Uma Mente Brilhante tem sido extremamente bem recebido pela crítica; foi premiada com o National Book Critics Circle Award e foi finalista do prestigiado prémio Pulitzer. Contudo, também tem recebido duras críticas por parte de alguns especialistas em teoria dos jogos, que acusam Nasar de alguns erros e incompreensões nas explicações que dá da teoria dos jogos. E de facto assim é: se for leigo na matéria a leitura deste livro não irá alterar o facto. Mas continua a ser uma leitura fascinante com contrapartidas valiosas. O retrato da vida académica durante o florescimento cultural dos EUA é maravilhoso. E John Nash é uma figura tão intrigante que vale a pena conhecê-lo.
É provável que já esteja relativamente familiarizado com a vida de John Nash através do famoso filme a que o livro deu origem. Mas devo dizer-lhe desde já que o filme, o que não é de espantar, está muito longe de captar a complexa vida e personalidade do matemático. Uma das coisas fascinantes acerca da personalidade de Nash é o facto de ter sido uma pessoa absolutamente egocêntrica, cujo o objectivo último consistia em resolver teoremas ou descobrir teorias que lhe conferisse grandeza e admiração pelos seus pares. Os seus esforços sempre foram canalizados para esse fim: apenas se lançava a um trabalho de extrema dificuldade e que fosse visto como tal pelos seus pares. Mas o seu alheamento era tal que por vezes empreendeu esforços e colheu resultados, sem dúvida extraordinários, mas que já haviam sido alcançados.

 
A facilidade com que mudava de ramo e se lançava aos mais diversos desafios, desde problemas da matemática pura ou aplicada a problemas da física, era de facto admirável. Na sua vida pessoal, era igualmente uma pessoa quase que abominável: vivia a sua vida sem respeitar os sentimentos alheios, com relações afectivas complicadas tanto com mulheres como com homens. Mas, apesar de tudo isto, não deixamos de sentir um certo carinho e admiração por ele. E isso não advém da sua genialidade, mas do facto de ser tão completamente socialmente inepto e carente que acabamos por conseguir justificar alguns das suas acções aparentemente injustificáveis.

John Nash teve no entanto a sorte de poder desfrutar dos anos mais efervescentes de Princeton, trabalhando ao lado de matemáticos e cientistas cuja a genialidade e importância é sobejamente conhecida — como Albert Einstein e John von Neumann, entre muitos outros.

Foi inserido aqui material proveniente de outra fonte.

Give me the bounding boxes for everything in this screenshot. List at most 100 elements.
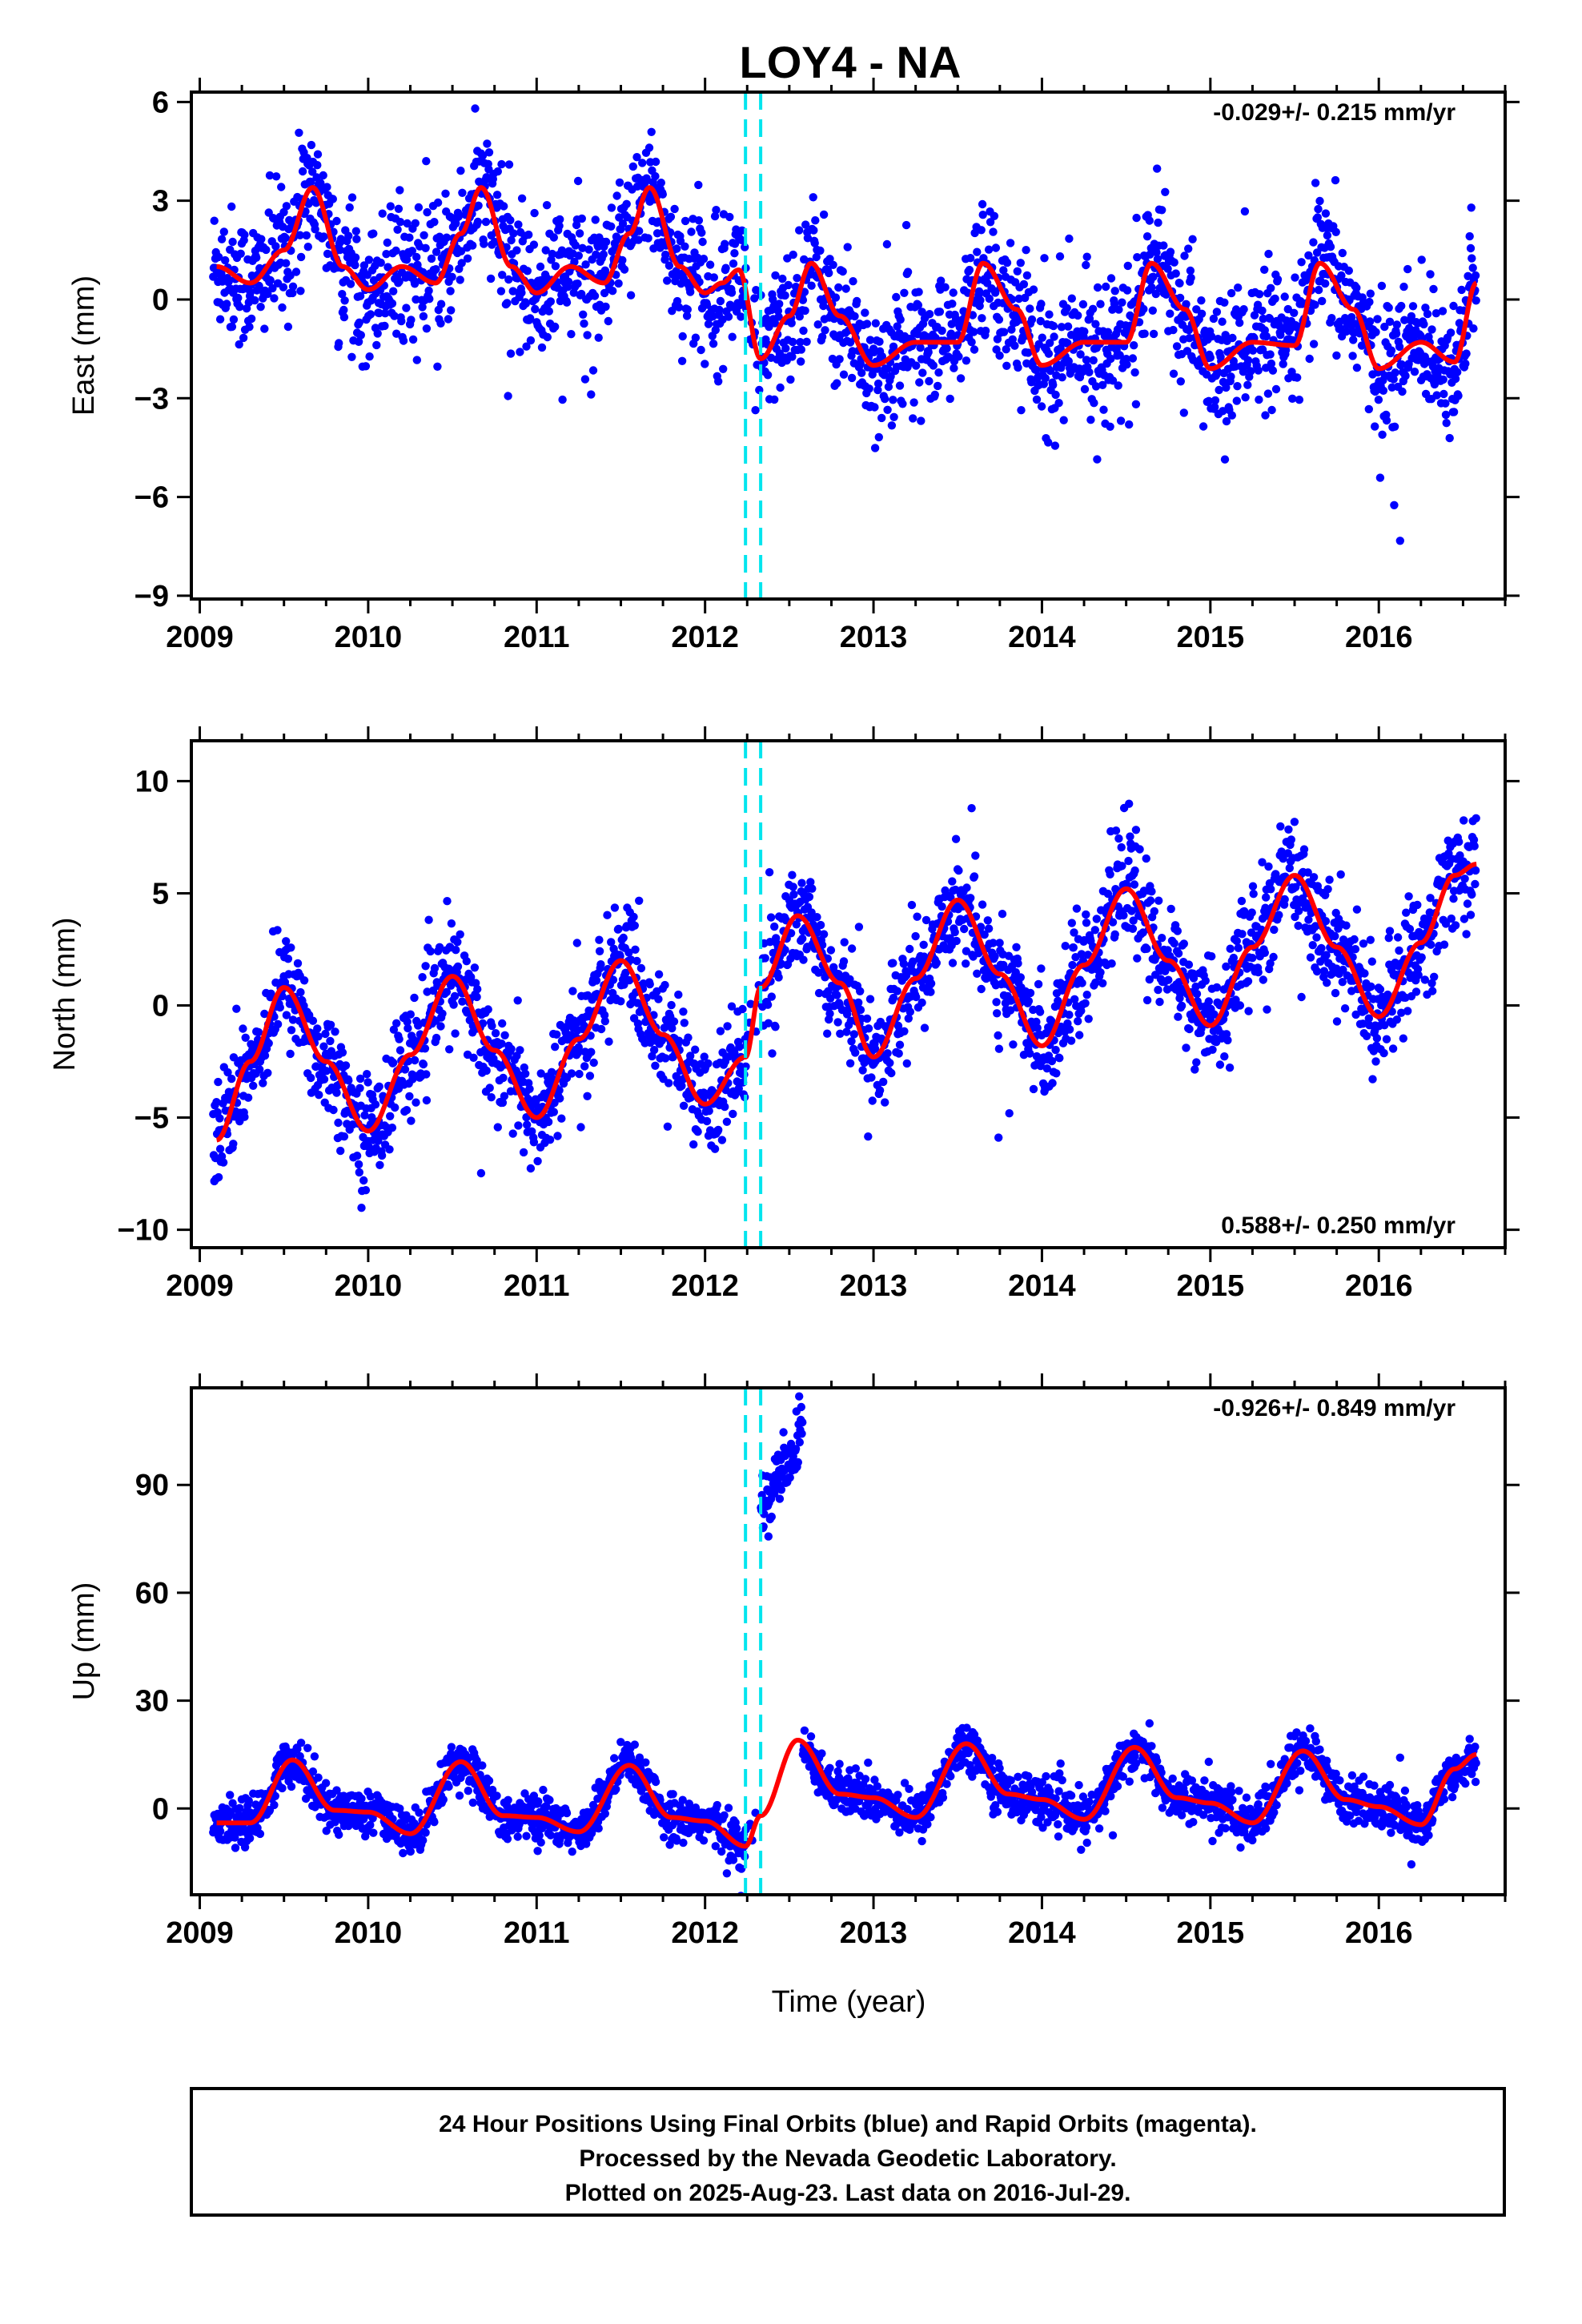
data-point	[241, 1033, 250, 1043]
data-point	[372, 340, 381, 350]
data-point	[861, 308, 869, 317]
data-point	[457, 259, 466, 267]
data-point	[335, 339, 343, 348]
data-point	[1403, 264, 1412, 274]
data-point	[1171, 269, 1180, 278]
data-point	[1034, 979, 1043, 989]
data-point	[679, 1101, 689, 1111]
data-point	[1371, 422, 1379, 431]
data-point	[833, 379, 841, 388]
data-point	[508, 1129, 517, 1138]
data-point	[1364, 404, 1374, 414]
data-point	[638, 159, 647, 167]
data-point	[1010, 341, 1019, 350]
data-point	[1212, 983, 1222, 992]
data-point	[608, 287, 617, 296]
data-point	[737, 312, 745, 321]
data-point	[499, 1073, 508, 1083]
data-point	[725, 212, 734, 222]
data-point	[311, 225, 319, 234]
data-point	[962, 959, 970, 968]
data-point	[389, 287, 398, 296]
data-point	[833, 1018, 842, 1027]
data-point	[359, 1176, 368, 1185]
data-point	[893, 987, 901, 995]
data-point	[885, 1059, 894, 1068]
data-point	[661, 250, 670, 259]
data-point	[977, 226, 986, 235]
data-point	[674, 1036, 684, 1045]
data-point	[1126, 832, 1134, 841]
data-point	[1154, 896, 1163, 905]
data-point	[1145, 216, 1154, 225]
data-point	[636, 963, 646, 973]
data-point	[797, 345, 805, 354]
data-point	[1427, 325, 1436, 334]
data-point	[1074, 311, 1082, 320]
data-point	[1326, 243, 1335, 251]
data-point	[1158, 206, 1166, 215]
data-point	[1385, 317, 1395, 326]
data-point	[338, 1048, 347, 1057]
data-point	[491, 1029, 500, 1038]
data-point	[1204, 396, 1214, 405]
data-point	[1017, 406, 1026, 415]
data-point	[1026, 304, 1034, 313]
data-point	[400, 1065, 410, 1074]
data-point	[1262, 332, 1271, 341]
data-point	[721, 263, 730, 272]
data-point	[323, 183, 331, 191]
data-point	[263, 1068, 272, 1078]
data-point	[767, 992, 776, 1001]
data-point	[433, 362, 442, 371]
data-point	[1093, 455, 1102, 464]
data-point	[1149, 272, 1158, 281]
data-point	[278, 303, 287, 312]
data-point	[1005, 1109, 1014, 1118]
data-point	[1240, 207, 1250, 216]
data-point	[481, 217, 491, 227]
data-point	[1318, 296, 1327, 306]
data-point	[1223, 1035, 1232, 1045]
data-point	[1090, 399, 1098, 408]
data-point	[976, 296, 985, 305]
data-point	[595, 935, 604, 944]
data-point	[1122, 286, 1132, 295]
data-point	[509, 229, 518, 238]
data-point	[1271, 294, 1279, 304]
data-point	[581, 260, 590, 269]
data-point	[352, 235, 361, 243]
data-point	[884, 382, 893, 392]
data-point	[991, 243, 1001, 252]
data-point	[1153, 164, 1162, 173]
data-point	[1174, 1012, 1182, 1021]
data-point	[355, 1084, 364, 1093]
data-point	[654, 970, 664, 979]
data-point	[710, 1144, 720, 1153]
data-point	[729, 259, 738, 268]
data-point	[1247, 908, 1256, 917]
data-point	[948, 300, 957, 308]
data-point	[1388, 1044, 1398, 1053]
data-point	[981, 326, 990, 336]
data-point	[340, 296, 349, 305]
data-point	[579, 310, 588, 319]
data-point	[680, 1019, 689, 1027]
data-point	[771, 1023, 780, 1031]
data-point	[894, 1049, 903, 1058]
data-point	[912, 361, 921, 370]
data-point	[578, 243, 587, 252]
data-point	[1074, 1017, 1082, 1026]
data-point	[507, 235, 516, 245]
data-point	[1173, 927, 1182, 935]
data-point	[1051, 1045, 1060, 1055]
data-point	[1006, 239, 1015, 247]
data-point	[271, 242, 280, 251]
data-point	[811, 216, 820, 225]
data-point	[658, 190, 667, 199]
data-point	[1366, 935, 1375, 944]
data-point	[424, 286, 433, 296]
data-point	[227, 322, 237, 332]
data-point	[900, 288, 909, 297]
data-point	[1027, 378, 1036, 387]
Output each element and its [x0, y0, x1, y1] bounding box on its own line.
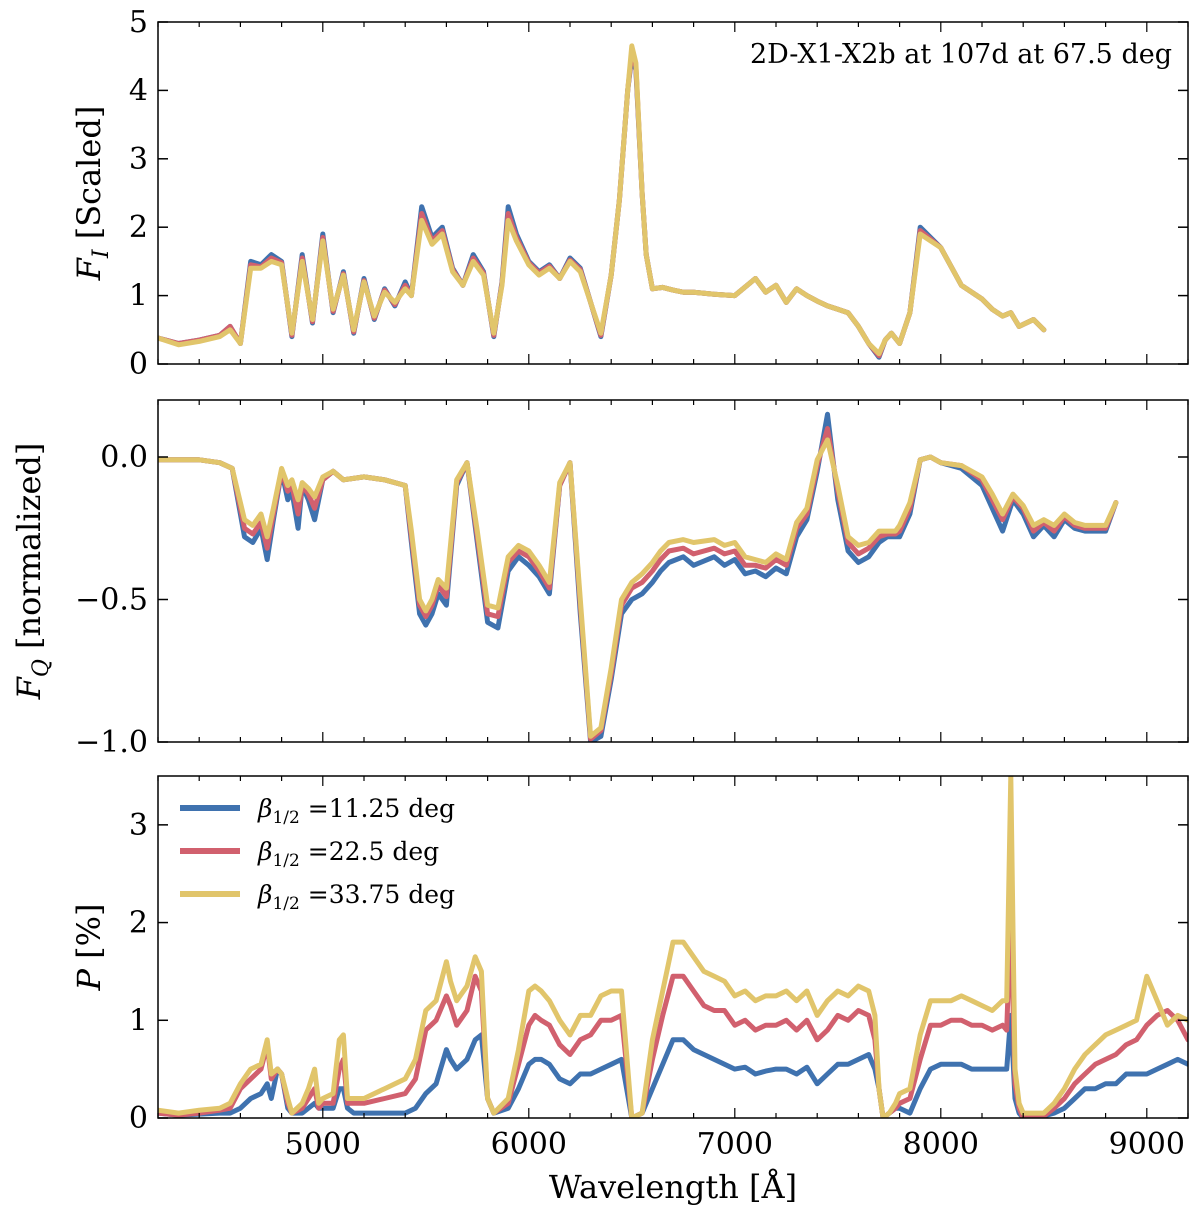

É sabido que o início do arranque cultural nos EUA coincidiu com a Segunda Guerra Mundial. Mas o que despoletou esse arranque já não é tão conhecido. Princeton, tal como as restantes universidades americanas, era medíocre e provinciana, sem qualquer perspectiva de desenvolvimento, geridas por pessoas sem visão nem talento. Por exemplo, o astrónomo Henry Norris Russell foi severamente repreendido pela administração de Princeton por perder demasiado tempo na sua investigação diminuindo o tempo de aulas. Em Yale, o físico William Gibbs, cujo trabalho era já respeitado na Europa, viu o pagamento do salário ser recusado durante 7 anos por «perder» demasiado tempo em investigação «sem qualquer interesse». E as coisas eram assim por toda a parte.

A revolução repentina deu-se por mero acaso quando o administrador de Princeton, Woodrow Wilson, para quem a matemática era algo detestável que só servia para afastar alunos, por amizade a Henry Burchard Fine cedeu à contratação de alguns matemáticos. Por sorte Wilson foi trabalhar para a casa branca deixando o lugar a Fine, que desencadeou a revolução cultural em Princeton em 1912, contratando as grandes figuras mundiais para ensinar matemática e física aos estudantes pós-graduados. E obviamente o ensino melhorou radicalmente e não houve um único estudante que achasse as aulas incompreensíveis mas brilhantes. Se a história da revolução cultural dos EUA prova alguma coisa, é que o que faz falta, e o que fez efectivamente a diferença, foi a competência científica. Esta é uma das lições mais importantes que podemos retirar da leitura deste livro, e que Portugal devia aprender antes que seja tarde demais.